I read on the magical Internet that knows (almost) everything that the average number of questions asked by each child per day is 427.
I believe that. Sometimes I think that figure should be per hour, but I digress. If you have more than one child of speaking age you are looking at the potential for thousands of questions every day.
Some of which are easy to answer: Where is my hat? Why is the sky blue? And why can’t I have chocolate for breakfast? Some are harder: Why aren’t I as tall as you? Why did my goldfish die? And what’s for dinner tonight?
“But why mum???”
All parents know that special tone that children use for “but whhhhyyyyy?” And while I do believe that you should do your best to answer as many questions as you can, sometimes “Because Mummy said so.” IS an acceptable answer. I do have a few “but why?” questions of my own that I have so far been unable to find answers to:
- Why do my children play nicely by themselves until Mummy goes to the toilet?
- Why do they instantly start screaming the second Mummy gets on the phone?
- Why do I not notice the baby sick all down my back until I return home?
- Why does the baby do a “number three” on the one occasion I am out without a spare outfit?
- Why do kids complain about being hungry then don’t eat their dinner?
- Why is it that you can be ready early and yet still be late?
- Why do kids like vegemite sandwiches in their lunch box every day…. except every second Thursday? Then it has to be cheese or the whole world will come to an end.
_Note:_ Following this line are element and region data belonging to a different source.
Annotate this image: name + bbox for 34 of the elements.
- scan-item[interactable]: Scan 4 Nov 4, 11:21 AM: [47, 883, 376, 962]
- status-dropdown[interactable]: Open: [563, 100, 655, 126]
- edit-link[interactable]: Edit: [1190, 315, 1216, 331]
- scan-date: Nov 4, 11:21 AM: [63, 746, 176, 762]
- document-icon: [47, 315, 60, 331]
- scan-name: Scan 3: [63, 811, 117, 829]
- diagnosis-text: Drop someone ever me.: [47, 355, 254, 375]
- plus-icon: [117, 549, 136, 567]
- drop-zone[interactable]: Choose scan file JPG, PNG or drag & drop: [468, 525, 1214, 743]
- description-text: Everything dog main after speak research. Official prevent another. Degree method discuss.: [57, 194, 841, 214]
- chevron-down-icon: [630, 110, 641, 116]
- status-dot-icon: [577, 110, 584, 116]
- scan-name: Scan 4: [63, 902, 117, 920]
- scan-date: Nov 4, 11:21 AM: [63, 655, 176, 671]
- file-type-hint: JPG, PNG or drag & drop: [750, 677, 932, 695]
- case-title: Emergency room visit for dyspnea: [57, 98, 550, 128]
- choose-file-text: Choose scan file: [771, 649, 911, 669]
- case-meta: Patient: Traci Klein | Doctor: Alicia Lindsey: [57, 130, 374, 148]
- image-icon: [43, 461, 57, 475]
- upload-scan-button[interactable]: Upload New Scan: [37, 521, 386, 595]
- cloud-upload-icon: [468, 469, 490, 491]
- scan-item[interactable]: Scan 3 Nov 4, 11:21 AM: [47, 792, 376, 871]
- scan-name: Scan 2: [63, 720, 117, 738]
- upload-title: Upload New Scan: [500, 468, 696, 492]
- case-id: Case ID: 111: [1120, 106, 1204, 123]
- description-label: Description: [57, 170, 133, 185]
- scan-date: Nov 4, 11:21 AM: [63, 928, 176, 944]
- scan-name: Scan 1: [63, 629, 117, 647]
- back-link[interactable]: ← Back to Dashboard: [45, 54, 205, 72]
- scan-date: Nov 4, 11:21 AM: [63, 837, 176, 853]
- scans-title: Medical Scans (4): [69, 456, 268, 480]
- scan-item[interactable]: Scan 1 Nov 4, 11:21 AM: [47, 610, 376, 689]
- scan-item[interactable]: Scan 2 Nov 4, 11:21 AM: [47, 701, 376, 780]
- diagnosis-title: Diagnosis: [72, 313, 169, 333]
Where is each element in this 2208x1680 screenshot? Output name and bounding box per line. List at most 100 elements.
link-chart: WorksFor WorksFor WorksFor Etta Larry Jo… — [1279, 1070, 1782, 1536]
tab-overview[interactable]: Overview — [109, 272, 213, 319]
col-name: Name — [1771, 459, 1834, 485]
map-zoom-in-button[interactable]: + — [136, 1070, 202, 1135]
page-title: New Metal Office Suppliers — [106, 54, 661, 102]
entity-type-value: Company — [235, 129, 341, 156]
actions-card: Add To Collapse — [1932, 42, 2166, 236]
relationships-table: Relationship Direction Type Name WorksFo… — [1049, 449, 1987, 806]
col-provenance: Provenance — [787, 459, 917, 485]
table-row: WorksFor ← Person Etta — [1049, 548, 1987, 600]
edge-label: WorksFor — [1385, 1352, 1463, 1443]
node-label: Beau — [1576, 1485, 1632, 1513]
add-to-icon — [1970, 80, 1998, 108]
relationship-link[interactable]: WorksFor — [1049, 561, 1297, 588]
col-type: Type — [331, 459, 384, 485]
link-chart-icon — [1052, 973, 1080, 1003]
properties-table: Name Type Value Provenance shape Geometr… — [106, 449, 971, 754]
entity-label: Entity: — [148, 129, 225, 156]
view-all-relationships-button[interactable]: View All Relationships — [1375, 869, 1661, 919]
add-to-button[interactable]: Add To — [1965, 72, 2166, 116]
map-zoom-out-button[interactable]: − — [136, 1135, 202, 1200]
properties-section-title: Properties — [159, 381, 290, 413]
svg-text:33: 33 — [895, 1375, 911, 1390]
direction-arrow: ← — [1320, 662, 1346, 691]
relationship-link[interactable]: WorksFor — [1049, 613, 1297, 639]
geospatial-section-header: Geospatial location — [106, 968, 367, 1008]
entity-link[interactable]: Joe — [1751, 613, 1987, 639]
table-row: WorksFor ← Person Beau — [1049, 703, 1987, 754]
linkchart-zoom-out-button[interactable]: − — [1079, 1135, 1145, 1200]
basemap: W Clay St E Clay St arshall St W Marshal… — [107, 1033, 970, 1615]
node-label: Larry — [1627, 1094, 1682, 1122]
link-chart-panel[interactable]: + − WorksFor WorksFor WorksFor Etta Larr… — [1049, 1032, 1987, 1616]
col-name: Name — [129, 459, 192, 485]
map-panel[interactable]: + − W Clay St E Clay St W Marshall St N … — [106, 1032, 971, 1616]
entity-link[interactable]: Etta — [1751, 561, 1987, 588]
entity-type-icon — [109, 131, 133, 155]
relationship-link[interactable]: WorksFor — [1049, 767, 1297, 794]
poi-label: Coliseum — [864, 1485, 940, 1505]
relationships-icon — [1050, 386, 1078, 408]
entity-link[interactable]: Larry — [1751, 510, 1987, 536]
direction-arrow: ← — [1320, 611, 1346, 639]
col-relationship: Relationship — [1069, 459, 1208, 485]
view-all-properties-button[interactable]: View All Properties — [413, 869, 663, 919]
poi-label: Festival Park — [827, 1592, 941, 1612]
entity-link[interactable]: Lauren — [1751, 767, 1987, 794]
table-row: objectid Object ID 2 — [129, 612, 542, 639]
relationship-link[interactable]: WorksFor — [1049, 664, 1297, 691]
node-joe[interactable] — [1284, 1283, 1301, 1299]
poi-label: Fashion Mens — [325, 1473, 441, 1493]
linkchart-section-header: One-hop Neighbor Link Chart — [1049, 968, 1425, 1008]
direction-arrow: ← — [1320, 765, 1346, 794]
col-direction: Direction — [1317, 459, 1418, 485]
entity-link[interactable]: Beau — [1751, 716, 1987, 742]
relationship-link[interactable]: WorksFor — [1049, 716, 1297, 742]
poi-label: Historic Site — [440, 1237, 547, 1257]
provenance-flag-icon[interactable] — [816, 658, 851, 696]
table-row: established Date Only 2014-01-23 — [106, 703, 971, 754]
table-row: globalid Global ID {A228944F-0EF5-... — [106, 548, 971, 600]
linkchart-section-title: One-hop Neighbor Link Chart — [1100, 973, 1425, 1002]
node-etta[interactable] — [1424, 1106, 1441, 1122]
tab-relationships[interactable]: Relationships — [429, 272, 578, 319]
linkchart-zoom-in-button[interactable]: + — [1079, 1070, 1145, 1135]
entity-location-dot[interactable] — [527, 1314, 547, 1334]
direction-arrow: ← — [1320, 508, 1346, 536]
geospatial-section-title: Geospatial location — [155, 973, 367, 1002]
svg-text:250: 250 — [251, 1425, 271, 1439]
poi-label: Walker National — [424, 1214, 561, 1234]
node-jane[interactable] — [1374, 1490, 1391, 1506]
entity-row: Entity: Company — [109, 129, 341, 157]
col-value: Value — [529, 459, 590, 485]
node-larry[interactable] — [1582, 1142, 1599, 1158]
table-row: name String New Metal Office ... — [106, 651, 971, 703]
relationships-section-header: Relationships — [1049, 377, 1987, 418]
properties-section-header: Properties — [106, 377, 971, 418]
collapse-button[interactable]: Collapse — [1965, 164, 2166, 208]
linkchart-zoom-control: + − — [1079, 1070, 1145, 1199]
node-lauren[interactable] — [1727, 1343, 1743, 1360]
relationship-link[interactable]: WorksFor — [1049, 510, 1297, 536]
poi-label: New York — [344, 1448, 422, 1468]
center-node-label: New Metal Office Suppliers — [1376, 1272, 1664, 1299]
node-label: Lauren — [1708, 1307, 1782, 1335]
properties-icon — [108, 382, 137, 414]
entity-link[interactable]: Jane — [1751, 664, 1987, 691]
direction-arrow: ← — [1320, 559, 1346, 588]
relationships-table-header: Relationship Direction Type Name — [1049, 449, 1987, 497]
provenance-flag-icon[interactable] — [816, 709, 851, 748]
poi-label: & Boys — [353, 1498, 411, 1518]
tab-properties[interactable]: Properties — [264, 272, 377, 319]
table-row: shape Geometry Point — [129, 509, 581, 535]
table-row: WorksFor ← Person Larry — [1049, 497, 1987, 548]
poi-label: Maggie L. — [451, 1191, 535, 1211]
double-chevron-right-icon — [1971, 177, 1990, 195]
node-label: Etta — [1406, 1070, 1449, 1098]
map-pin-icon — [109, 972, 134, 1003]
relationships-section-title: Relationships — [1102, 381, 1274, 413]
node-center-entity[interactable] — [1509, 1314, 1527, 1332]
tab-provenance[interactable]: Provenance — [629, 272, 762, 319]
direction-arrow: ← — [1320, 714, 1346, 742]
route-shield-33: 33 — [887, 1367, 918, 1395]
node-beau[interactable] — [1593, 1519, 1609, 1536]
- Why can children go all day in shoes that are on the wrong feet yet spend half an hour throwing a tantrum on the floor when their socks are not on ‘just right’?
- Why does the baby wake up the second you finally sit down with a hot cup of tea?
- Why do I spend so much time on the Internet and then complain about having no time?
- Why do I continue to go to bed late and then wonder why I’m so tired the next day?
I’m sure I could come up with 427 questions but I have to go and look at things on the Internet now and make a hot cup of tea that will never get finished.
Oh, and in case you were wondering, the hat is on the hook at the door, the sky is blue because blue and violet have shorter wavelengths than other colours and therefore has less work to travel uninterrupted through the atmosphere and you can’t have chocolate for breakfast because I ate it all.